Regime change is becoming a recurring theme at Eni. Last year’s revolution in Libya was one instance of it: the Italian oil and gas group sources about 13 per cent of its daily output from the country, so production in 2011 was down by that amount. Eni says output is 80 per cent restored now and should all be back in another few months. That should help the company. So might events closer to home – regime change in Italy.
The new government in Rome has signalled an ownership overhaul of Italy’s strategic infrastructure. One plan is to spin off Snam, the gas distribution network in which Eni has a 52 per cent stake.

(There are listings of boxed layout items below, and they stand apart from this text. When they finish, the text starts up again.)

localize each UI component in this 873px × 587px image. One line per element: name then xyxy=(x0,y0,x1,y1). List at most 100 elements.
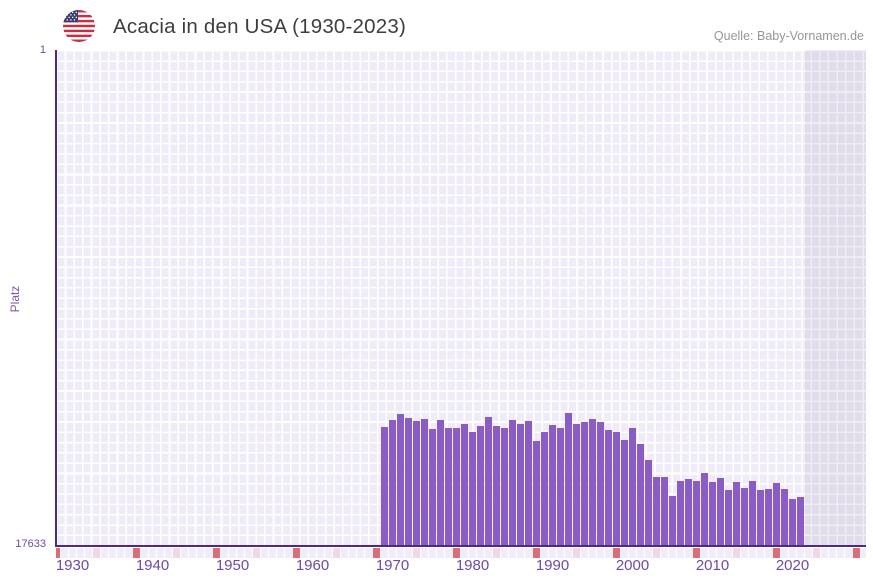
bar-2004[interactable] xyxy=(661,476,668,545)
year-cell-2009 xyxy=(700,547,708,558)
bar-1989[interactable] xyxy=(541,431,548,545)
plot-area xyxy=(56,50,866,545)
year-cell-1943 xyxy=(172,547,180,558)
bar-2019[interactable] xyxy=(781,488,788,545)
year-cell-1960 xyxy=(308,547,316,558)
year-cell-1976 xyxy=(436,547,444,558)
bar-2008[interactable] xyxy=(693,481,700,545)
year-cell-2017 xyxy=(764,547,772,558)
bar-1992[interactable] xyxy=(565,412,572,545)
bar-1971[interactable] xyxy=(397,413,404,545)
source-credit: Quelle: Baby-Vornamen.de xyxy=(713,29,864,43)
bar-1969[interactable] xyxy=(381,427,388,545)
bar-1993[interactable] xyxy=(573,423,580,545)
bar-1972[interactable] xyxy=(405,418,412,545)
bar-2014[interactable] xyxy=(741,487,748,545)
year-cell-1953 xyxy=(252,547,260,558)
year-cell-2029 xyxy=(860,547,866,558)
year-cell-2021 xyxy=(796,547,804,558)
year-cell-1978 xyxy=(452,547,460,558)
bar-1973[interactable] xyxy=(413,420,420,545)
bar-2015[interactable] xyxy=(749,481,756,545)
year-cell-1982 xyxy=(484,547,492,558)
bar-1974[interactable] xyxy=(421,419,428,545)
year-cell-1994 xyxy=(580,547,588,558)
bar-1997[interactable] xyxy=(605,429,612,545)
year-cell-1951 xyxy=(236,547,244,558)
bar-2007[interactable] xyxy=(685,479,692,545)
bar-1986[interactable] xyxy=(517,423,524,545)
bar-1982[interactable] xyxy=(485,417,492,545)
bar-2006[interactable] xyxy=(677,481,684,545)
bar-1979[interactable] xyxy=(461,423,468,545)
year-cell-1999 xyxy=(620,547,628,558)
year-cell-1955 xyxy=(268,547,276,558)
bar-1985[interactable] xyxy=(509,419,516,545)
year-cell-2027 xyxy=(844,547,852,558)
year-cell-1958 xyxy=(292,547,300,558)
bar-1978[interactable] xyxy=(453,427,460,545)
bar-1984[interactable] xyxy=(501,427,508,545)
year-cell-1989 xyxy=(540,547,548,558)
year-cell-1990 xyxy=(548,547,556,558)
y-axis-line xyxy=(55,50,57,546)
bar-1977[interactable] xyxy=(445,427,452,545)
bar-1987[interactable] xyxy=(525,420,532,545)
bar-1994[interactable] xyxy=(581,421,588,545)
bar-1983[interactable] xyxy=(493,426,500,545)
bar-2011[interactable] xyxy=(717,478,724,545)
year-cell-1971 xyxy=(396,547,404,558)
bar-2001[interactable] xyxy=(637,444,644,545)
year-cell-1954 xyxy=(260,547,268,558)
bar-2003[interactable] xyxy=(653,476,660,545)
us-flag-icon xyxy=(63,10,95,42)
year-cell-2002 xyxy=(644,547,652,558)
bar-2012[interactable] xyxy=(725,490,732,545)
bar-2002[interactable] xyxy=(645,459,652,545)
bar-1990[interactable] xyxy=(549,424,556,545)
year-cell-2004 xyxy=(660,547,668,558)
bar-1988[interactable] xyxy=(533,440,540,545)
bar-1999[interactable] xyxy=(621,439,628,545)
bar-2009[interactable] xyxy=(701,473,708,545)
bar-1995[interactable] xyxy=(589,419,596,545)
year-cell-1979 xyxy=(460,547,468,558)
bar-1991[interactable] xyxy=(557,427,564,545)
year-cell-1981 xyxy=(476,547,484,558)
year-cell-2003 xyxy=(652,547,660,558)
bar-1996[interactable] xyxy=(597,421,604,545)
year-cell-1986 xyxy=(516,547,524,558)
bar-2013[interactable] xyxy=(733,481,740,545)
year-cell-2024 xyxy=(820,547,828,558)
year-cell-2019 xyxy=(780,547,788,558)
year-cell-1995 xyxy=(588,547,596,558)
year-cell-1959 xyxy=(300,547,308,558)
bar-1975[interactable] xyxy=(429,428,436,545)
bar-2000[interactable] xyxy=(629,427,636,545)
x-tick-1940: 1940 xyxy=(135,557,170,574)
year-cell-2015 xyxy=(748,547,756,558)
x-tick-1960: 1960 xyxy=(295,557,330,574)
x-tick-2010: 2010 xyxy=(695,557,730,574)
bar-2016[interactable] xyxy=(757,490,764,545)
year-cell-1952 xyxy=(244,547,252,558)
bar-1998[interactable] xyxy=(613,432,620,545)
bar-1981[interactable] xyxy=(477,426,484,545)
bar-2017[interactable] xyxy=(765,489,772,545)
bar-2010[interactable] xyxy=(709,482,716,545)
bar-1980[interactable] xyxy=(469,431,476,545)
bar-2018[interactable] xyxy=(773,482,780,545)
bar-1970[interactable] xyxy=(389,419,396,545)
bar-1976[interactable] xyxy=(437,419,444,545)
year-cell-2028 xyxy=(852,547,860,558)
y-tick-bottom: 17633 xyxy=(15,538,46,550)
year-cell-1948 xyxy=(212,547,220,558)
bar-2020[interactable] xyxy=(789,498,796,545)
year-cell-1939 xyxy=(140,547,148,558)
bar-2005[interactable] xyxy=(669,495,676,545)
x-axis-line xyxy=(55,545,866,547)
year-cell-2018 xyxy=(772,547,780,558)
bar-2021[interactable] xyxy=(797,497,804,545)
year-marker-strip xyxy=(56,547,866,558)
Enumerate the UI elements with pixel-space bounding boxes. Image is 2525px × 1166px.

Eni chief executive Paolo Scaroni had planned a progressive divestment of the stake in any case. Now that Rome has intervened, the question is how and when it might be done. Selling it would not only raise about €7bn at today’s prices; it would allow Eni to deconsolidate €11bn of Snam’s net debt, substantially reducing its own leverage ratio (the ratio of net borrowings to total equity) of 0.46.
This would also allow Eni to invest more in its upstream activities, where its real expertise lies. Profits at the exploration and production division were 16 per cent higher in 2011, annual results on Wednesday showed. A second huge gas find in the Mamba field off the coast of Mozambique represents a big slice of future production: its natural market is gas-hungry Asia. Eni has 70 per cent of Mamba, but it could cost $50bn to bring it to production. That means bringing in partners, but Eni has other assets besides Snam that it could monetise, including a 33 per cent stake in Galp Energia – a sort of mini-Eni worth about €11bn.
Eni’s problem is that its structure obscures its strengths. Its shares are up 40 per cent since September on the back of exploration successes. Spinning off Snam and going back to what it does best would justify Eni’s longer term re-rating.